Correio do Minho

Braga, quarta-feira

Porquê Cinema?

Duas gerações de excelência

Escreve quem sabe

2018-06-21 às 06h00

Luís Campos

Ocinema é caracterizado por uma singular capacidade de suscitar questões a tudo com o qual se cruza. Sejam essas questões de natureza técnica, filosófica, empírica ou existencial, o processo de visualização de um filme é todo ele uma experiência intelectual e/ou sensorial capaz de nos confrontar com aquilo que melhor estabelece a singularidade da espécie humana: a possibilidade do auto-questionamento.
O cinema é a forma artística de excelência - pela incorporação que faz de várias (todas?) as outras artes - e uma das principais virtudes da história da humanidade. A complexidade da condição humana beneficia de um constante exercício de questionamento que nos permita ir resistindo à acomodação marasmática que vai caracterizando a contemporaneidade (e ameaçando uma noção de futuro colectivo).

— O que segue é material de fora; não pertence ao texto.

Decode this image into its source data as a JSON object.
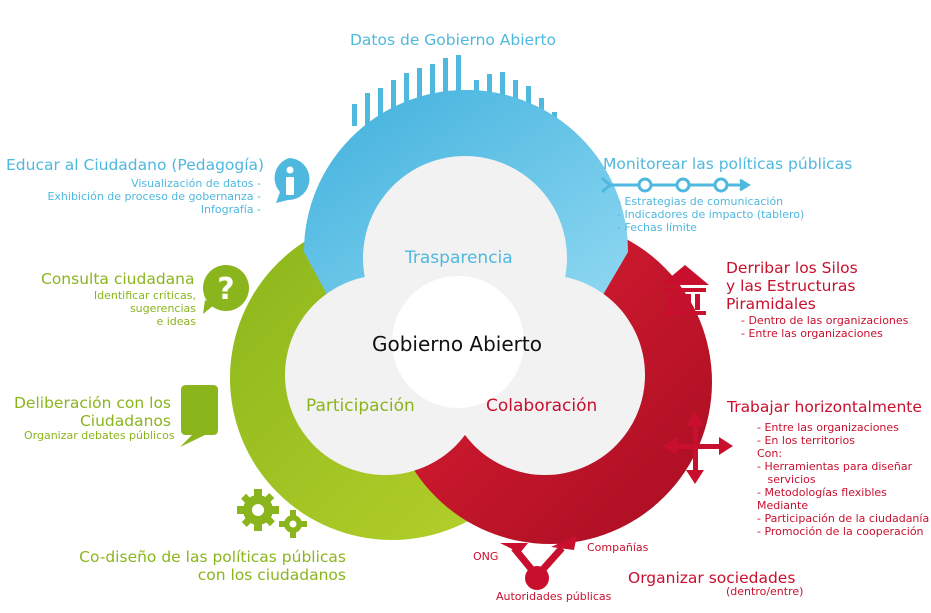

Não é através da existência cinematográfica que o ser humano sobrevive, mas é fundamental para a existência humana que o cinema possa sobreviver. E a triste verdade é que o cinema caiu em desuso. Está em risco.
O crescimento de facilidades de acesso físico e sobretudo tecnológico - hoje qualquer ecrã de telefone permite-nos aceder a milhões de conteúdos online em poucos segundos - é inversamente proporcional ao decréscimo do hábito de consumo cinematográfico. Mudam-se os tempos, mudam-se as vontades; já nos dizem desde sempre. A máxima é ilustrativa de um preocupante desinteresse da nossa espécie nessa condição tão específica e tão virtuosa que nos permite uma ideia de progresso e de evolução racional enquanto indivíduos e integrantes de uma sociedade - podermos questionar-nos sobre as nossas próprias condutas, os nossos actos e os valores que representamos. Agimos cada vez mais como se já soubéssemos tudo e como se não precisássemos do cinema para nada. Parece-me que poucas coisas sejam tão perigosas como a ignorância da certeza absoluta e por isso não consigo abdicar do cinema. Preciso do cinema para tentar compreender um pouco melhor o mundo que me rodeia, mas preciso ainda mais do cinema para me conseguir compreender a mim próprio e para poder continuar a questionar tudo aquilo que penso e que faço.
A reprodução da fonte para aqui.